Intervention de Atsutsè Kokouvi AGBOBLI au colloque IRG/ARGA de Bamako (Mali), janvier 2007
enero 2007Programa Legitimidad y arraigo del poder
Cuaderno Entre tradition et modernité, quelle gouvernance pour l’Afrique?
Palabras clave : Filosofía de la gobernanza ÁfricaS’inscrivant dans une réflexion sur les moyens d’atteindre en Afrique une gouvernance démocratique et efficace, cette fiche pose la question des conditions d’accès au pouvoir des dirigeants de la période pré-coloniale à nos jours. L’auteur souligne que cette question relève avant tout d’une certaine conception de l’autorité et en appelle à la responsabilisation des populations africaines.

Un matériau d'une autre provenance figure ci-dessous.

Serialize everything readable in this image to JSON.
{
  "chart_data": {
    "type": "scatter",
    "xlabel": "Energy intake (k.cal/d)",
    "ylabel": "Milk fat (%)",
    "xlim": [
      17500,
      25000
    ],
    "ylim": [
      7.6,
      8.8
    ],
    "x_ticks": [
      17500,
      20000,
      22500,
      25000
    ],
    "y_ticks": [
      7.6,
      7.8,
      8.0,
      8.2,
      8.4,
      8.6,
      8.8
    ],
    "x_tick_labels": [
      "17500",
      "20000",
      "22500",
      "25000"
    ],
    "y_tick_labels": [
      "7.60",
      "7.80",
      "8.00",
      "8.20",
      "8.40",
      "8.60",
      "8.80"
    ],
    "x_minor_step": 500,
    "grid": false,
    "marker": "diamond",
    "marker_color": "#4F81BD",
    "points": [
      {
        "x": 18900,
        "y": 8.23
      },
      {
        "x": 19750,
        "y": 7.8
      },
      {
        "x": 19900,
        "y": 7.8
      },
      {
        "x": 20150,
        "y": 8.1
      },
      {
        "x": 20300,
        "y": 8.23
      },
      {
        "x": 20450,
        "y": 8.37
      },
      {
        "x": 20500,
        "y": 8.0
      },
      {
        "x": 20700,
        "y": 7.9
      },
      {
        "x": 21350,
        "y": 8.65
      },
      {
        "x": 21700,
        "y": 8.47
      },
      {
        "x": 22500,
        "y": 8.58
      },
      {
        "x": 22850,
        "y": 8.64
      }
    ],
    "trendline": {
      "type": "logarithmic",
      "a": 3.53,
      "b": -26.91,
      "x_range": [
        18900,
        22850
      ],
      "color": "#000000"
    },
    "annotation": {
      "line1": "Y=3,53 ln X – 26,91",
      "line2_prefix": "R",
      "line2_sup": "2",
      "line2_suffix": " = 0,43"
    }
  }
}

Cette contribution s’inscrit dans le cadre du colloque organisé par l’IRG et L’ARGA (Alliance pour refonder la gouvernance en Afrique) en janvier 2007 à Bamako (Mali). Elle s’inscrit plus particulièrement dans la session de débat sur « LE CHOIX DES DIRIGEANTS ».
Contenido
Cette fiche pose la question des conditions d’accès au pouvoir
Si la gouvernance, un terme non encore reconnu dans le dictionnaire de l’Académie française, peut être comprise comme l’ensemble des caractéristiques propres au gouvernement d’un pays, une bonne gouvernance doit s’entendre par une direction politique clairvoyante et efficace et une mauvaise gouvernance, une direction politique qui ne l’est pas.
Ainsi, sous-développée et globalement nettement en retard en matière de développement par rapport aux autres régions du monde, l’Afrique dans son ensemble est le siège des tensions inter-ethniques, d’antagonismes inter-religieux, de la pauvreté de masse avec la malnutrition, la faim et les famines, de dures répressions avec des violations massives des libertés et droits humains et des guerres civiles dont la cause est imputée à la mauvaise gouvernance.
Il est reproché aux gouvernements africains de ne pas se soucier de l’objet de la politique qui, selon Edmund Burke, écrivain et homme politique britannique du XIXe siècle, vise à « assurer le développement et réduire les inégalités » dans tout pays. Encore que, deux cent dix années après la mort du Britannique, l’objet de la politique, suite aux progrès considérables faits par le genre humain en matière d’exercice du pouvoir d’État, peut être entendu aujourd’hui par « assurer le développement et réduire les inégalités dans le respect des libertés, des droits de l’homme et de l’État de droit ». Une action qui ne peut être menée efficacement que si les gouvernants mesurent correctement les enjeux mondiaux, s’inspirent des leçons de l’histoire nationale et universelle et prennent à coeur les aspirations de leurs populations au développement authentique.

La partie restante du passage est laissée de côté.